Onlara olanları anlatmalı mıydım? Bir şeyler yaşandığını 16.yaş günümden sonra insanların gözlerinin sürekli üstümüzde olduğunu? Yeniden 15 yaşıma nasıl döndüğümü bilmediğimi.
“At sürmek için bu ısrar etmemeliydin. Bunların olacağını bilseydim cesedimi çiğnesen bile izin vermezdim o koca ata binmene.”
Attan mı düştüm? Bugünü hatırlıyorum. Babamın eski Savaş atı olan Hades yaşlanmış olsa da halen güçlü ve hırçın bir attı ve ben ona binmek için kendimi çok zorlamıştım. En sonunda Hades beni üstünden atmayı başarmıştı. Ayrıca bu demek oluyordu ki yaş günü partime 1 hafta vardı.

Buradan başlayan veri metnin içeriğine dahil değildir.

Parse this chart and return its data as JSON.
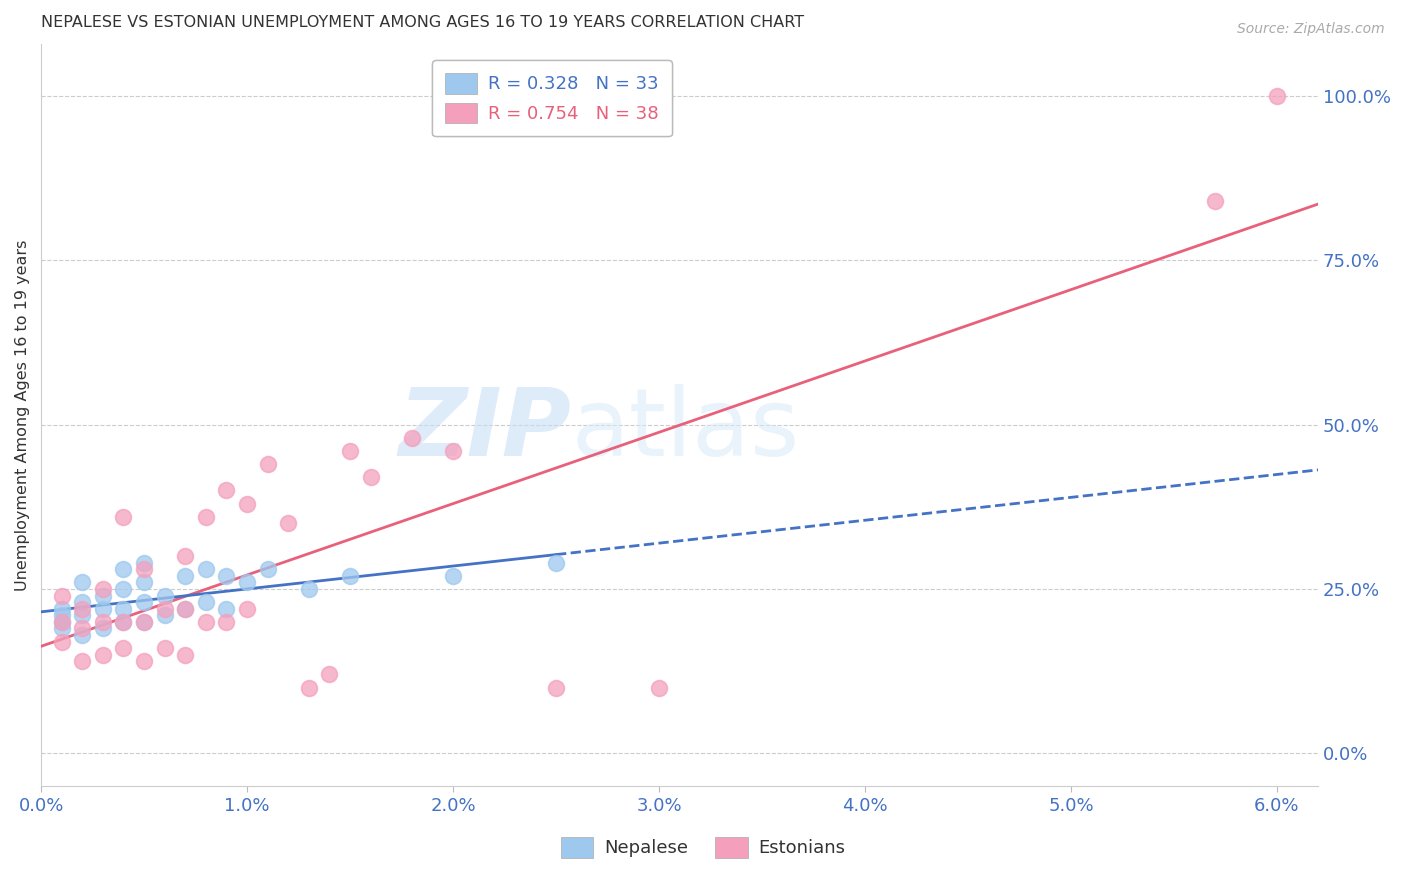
{
  "title": "NEPALESE VS ESTONIAN UNEMPLOYMENT AMONG AGES 16 TO 19 YEARS CORRELATION CHART",
  "source": "Source: ZipAtlas.com",
  "ylabel": "Unemployment Among Ages 16 to 19 years",
  "xlim": [
    0.0,
    0.062
  ],
  "ylim": [
    -0.05,
    1.08
  ],
  "xticks": [
    0.0,
    0.01,
    0.02,
    0.03,
    0.04,
    0.05,
    0.06
  ],
  "xtick_labels": [
    "0.0%",
    "1.0%",
    "2.0%",
    "3.0%",
    "4.0%",
    "5.0%",
    "6.0%"
  ],
  "yticks": [
    0.0,
    0.25,
    0.5,
    0.75,
    1.0
  ],
  "ytick_labels": [
    "0.0%",
    "25.0%",
    "50.0%",
    "75.0%",
    "100.0%"
  ],
  "nepalese_color": "#9EC8EE",
  "estonian_color": "#F4A0BC",
  "nepalese_line_color": "#4472C4",
  "estonian_line_color": "#E8607A",
  "watermark_zip": "ZIP",
  "watermark_atlas": "atlas",
  "legend_r_nepalese": "R = 0.328",
  "legend_n_nepalese": "N = 33",
  "legend_r_estonian": "R = 0.754",
  "legend_n_estonian": "N = 38",
  "nepalese_x": [
    0.001,
    0.001,
    0.001,
    0.001,
    0.002,
    0.002,
    0.002,
    0.002,
    0.003,
    0.003,
    0.003,
    0.004,
    0.004,
    0.004,
    0.004,
    0.005,
    0.005,
    0.005,
    0.005,
    0.006,
    0.006,
    0.007,
    0.007,
    0.008,
    0.008,
    0.009,
    0.009,
    0.01,
    0.011,
    0.013,
    0.015,
    0.02,
    0.025
  ],
  "nepalese_y": [
    0.19,
    0.2,
    0.21,
    0.22,
    0.18,
    0.21,
    0.23,
    0.26,
    0.19,
    0.22,
    0.24,
    0.2,
    0.22,
    0.25,
    0.28,
    0.2,
    0.23,
    0.26,
    0.29,
    0.21,
    0.24,
    0.22,
    0.27,
    0.23,
    0.28,
    0.22,
    0.27,
    0.26,
    0.28,
    0.25,
    0.27,
    0.27,
    0.29
  ],
  "estonian_x": [
    0.001,
    0.001,
    0.001,
    0.002,
    0.002,
    0.002,
    0.003,
    0.003,
    0.003,
    0.004,
    0.004,
    0.004,
    0.005,
    0.005,
    0.005,
    0.006,
    0.006,
    0.007,
    0.007,
    0.007,
    0.008,
    0.008,
    0.009,
    0.009,
    0.01,
    0.01,
    0.011,
    0.012,
    0.013,
    0.014,
    0.015,
    0.016,
    0.018,
    0.02,
    0.025,
    0.03,
    0.057,
    0.06
  ],
  "estonian_y": [
    0.17,
    0.2,
    0.24,
    0.14,
    0.19,
    0.22,
    0.15,
    0.2,
    0.25,
    0.16,
    0.2,
    0.36,
    0.14,
    0.2,
    0.28,
    0.16,
    0.22,
    0.15,
    0.22,
    0.3,
    0.2,
    0.36,
    0.2,
    0.4,
    0.22,
    0.38,
    0.44,
    0.35,
    0.1,
    0.12,
    0.46,
    0.42,
    0.48,
    0.46,
    0.1,
    0.1,
    0.84,
    1.0
  ],
  "title_color": "#333333",
  "axis_color": "#4472C4",
  "grid_color": "#CCCCCC",
  "background_color": "#FFFFFF"
}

“Annemin 3 gün boyunca tanrıçaya etmediği dua kalmadı. En son baş ucunda oturmuş, kendi canını alıp seni hayata döndürmesini isterken yakaladım onu.”
Kraliçe, Prens Edgar’a kötü bir bakış attıktan sonra bir şeyler söylemek üzere bana döndü. Fakat kapı hızla açılınca sözleri yarım kalmıştı.
“Elizabeth!”
İçeriye bağırarak girip kimseyi umursamadan koşarak bana sarılan bu yakışıklı adam nişanlım Jacob’dan başkası değildi. Kahverengi saçları ve normalde her zaman ütülü olan kıyafetleri ıslaktı. Yine de vücudu her zamanki gibi sıcacık ve huzurlu hissettiriyordu. Kralın kıskanç bakışlarını görsem de bu sıcak kucaklama çok iyi hissettirdiği için bir süre öyle kalmasına izin verdim. Yeterli olduğunu düşünüp geri çekildiği zaman gökyüzü mavisi gözlerinin ıslak ve şiş olduğunu fark ettim.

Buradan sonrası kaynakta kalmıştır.